大河・青天を衝け、井上馨は「渋沢に無理難題吹っ掛ける役」 演じる福士誠治さん、芝居が心地よいと笑顔

  • 大河ドラマ「青天を衝け」で井上馨役を演じる福士誠治さん(NHK提供)

 深谷市出身の実業家・渋沢栄一が主人公の大河ドラマ「青天を衝(つ)け」で、井上馨役を演じる福士誠治さん(38)。オンライン取材会で「洋装で現代人っぽいたたずまいだが、武士道を常に持っていた人物。渋沢と共に、世の中を変える気持ちは大きなものを持っている」と井上の魅力を語った。

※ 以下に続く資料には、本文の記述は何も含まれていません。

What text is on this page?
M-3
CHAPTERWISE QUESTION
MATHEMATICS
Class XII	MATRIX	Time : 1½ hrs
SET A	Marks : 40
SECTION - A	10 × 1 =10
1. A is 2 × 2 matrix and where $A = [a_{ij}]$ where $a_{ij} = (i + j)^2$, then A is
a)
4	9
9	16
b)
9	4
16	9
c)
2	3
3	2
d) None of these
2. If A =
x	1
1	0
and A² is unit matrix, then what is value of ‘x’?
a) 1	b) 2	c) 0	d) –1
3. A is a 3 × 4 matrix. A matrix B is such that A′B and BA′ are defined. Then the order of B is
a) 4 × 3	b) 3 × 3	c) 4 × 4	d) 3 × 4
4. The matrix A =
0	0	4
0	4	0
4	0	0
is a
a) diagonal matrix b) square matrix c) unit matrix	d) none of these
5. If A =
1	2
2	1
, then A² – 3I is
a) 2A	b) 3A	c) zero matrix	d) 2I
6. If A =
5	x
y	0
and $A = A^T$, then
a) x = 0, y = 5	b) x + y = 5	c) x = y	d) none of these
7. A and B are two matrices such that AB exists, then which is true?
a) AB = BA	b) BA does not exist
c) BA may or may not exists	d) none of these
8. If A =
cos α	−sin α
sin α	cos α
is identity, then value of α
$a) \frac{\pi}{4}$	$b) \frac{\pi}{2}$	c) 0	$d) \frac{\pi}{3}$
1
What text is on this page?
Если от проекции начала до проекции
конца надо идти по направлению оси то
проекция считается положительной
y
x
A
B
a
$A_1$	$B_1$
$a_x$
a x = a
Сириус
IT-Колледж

 井上は、長州藩の尊王攘夷(じょうい)派の一人。伊藤俊輔(博文)らとロンドンに渡り、開国派に転じた。下関戦争で長州が敗戦すると、伊藤と共に英国公使との調停に当たる。維新後は大蔵省に入り、その右腕として実力を発揮したのが渋沢栄一。気性の荒い井上と馬が合った栄一とのコンビは「雷おやじと避雷針」と呼ばれるほどだったという。

 大河ドラマ初出演となった福士さんは「出演できるという喜びが一番にあった」と振り返る。「明治という激動の時代に出演させていただけると分かり、台本を読むたびに興奮していた気持ちがあった」

 史実では「よく怒る」と称されるほど、感情表現が豊かだった井上は、「(渋沢に対して)無理難題を吹っ掛ける役柄」と笑顔。「後半は渋沢をはじめ周囲との調和が取れ、井上自身も空気が読めるようになってくる。次の世の中をつくる人に(バトンを)渡さなくてはいけないという思いが芽生えてくる」

 栄一役の吉沢亮さんについては、「一緒に演技をしていて楽しい。あんなに気持ちが飛んでくる俳優さんは素晴らしい」と絶賛。リハーサル以上に豪快な演技を福士さんが披露すると、「本番でのお芝居が変わってきて、心地のよい時間を過ごすことができる。こちらが助かっている部分が大きい」と話した。

 「日本社会の基盤ができた明治時代。見ている人のふに落ち方が、教科書とは全く違うと思う」と作品の魅力を語る。「井上は自分本位な部分もあるが、視野が広く人間味あふれる。井上も社会に貢献したぞという部分を見てもらえたら」と語った。